President Barack Obama should continue the efforts he began in the Senate to clarify and expand U.S. extraterritorial criminal jurisdiction over contractors and he should support the work of the Commission on Wartime Contracting, which is holding its first public hearing today. Moreover, the Attorney General should make prosecution of contractor crime a priority and allocate the necessary resources for pending and future investigations and prosecutions.

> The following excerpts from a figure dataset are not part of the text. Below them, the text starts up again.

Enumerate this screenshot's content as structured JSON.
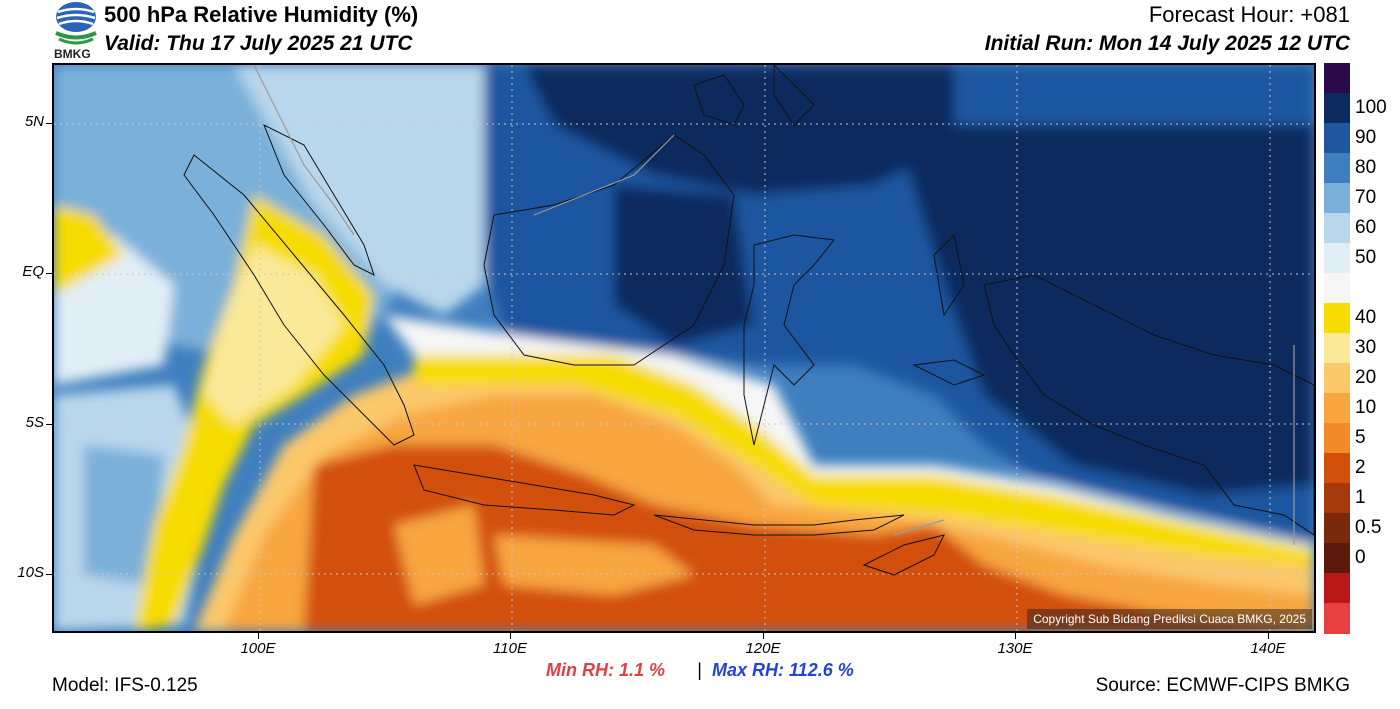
{
  "header": {
    "title": "500 hPa Relative Humidity (%)",
    "valid": "Valid: Thu 17 July 2025 21 UTC",
    "forecast_hour": "Forecast Hour: +081",
    "initial_run": "Initial Run: Mon 14 July 2025 12 UTC",
    "logo_text": "BMKG"
  },
  "map": {
    "copyright": "Copyright Sub Bidang Prediksi Cuaca BMKG, 2025",
    "lat_labels": [
      "5N",
      "EQ",
      "5S",
      "10S"
    ],
    "lon_labels": [
      "100E",
      "110E",
      "120E",
      "130E",
      "140E"
    ]
  },
  "colorbar": {
    "labels": [
      "100",
      "90",
      "80",
      "70",
      "60",
      "50",
      "40",
      "30",
      "20",
      "10",
      "5",
      "2",
      "1",
      "0.5",
      "0"
    ],
    "colors": [
      "#2a0a4a",
      "#0b2a5e",
      "#1f56a0",
      "#3f7fbf",
      "#7ab0d9",
      "#b9d7ec",
      "#e2eef6",
      "#f6f6f6",
      "#f7dc00",
      "#fbe99a",
      "#fbc86a",
      "#f8a640",
      "#f28a2a",
      "#d2500a",
      "#a63a0a",
      "#7a2a0a",
      "#5a1a0a",
      "#b81818",
      "#e84040"
    ]
  },
  "stats": {
    "min_rh": "Min RH:   1.1 %",
    "separator": "|",
    "max_rh": "Max RH: 112.6 %"
  },
  "footer": {
    "model": "Model: IFS-0.125",
    "source": "Source: ECMWF-CIPS BMKG"
  }
}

In November 2008, Human Rights First issued three-stage blueprint that sets forth concrete recommendations for action by then President-elect Obama beginning on day one and continuing through the first year of the next administration. The blueprint, How to End Impunity for Private Security and Other Contractors: Blueprint for the Next Administration, is the third in a series of strategy papers released by Human Rights First to guide the next administration in restoring American leadership in human rights in critical spheres. In January, Human Rights First released a comprehensive report, Private Security Contractors at War: Ending the Culture of Impunity, that laid out the broad problem of contractor impunity, analyzed the current legal framework, and set forth detailed recommendations to establish accountability.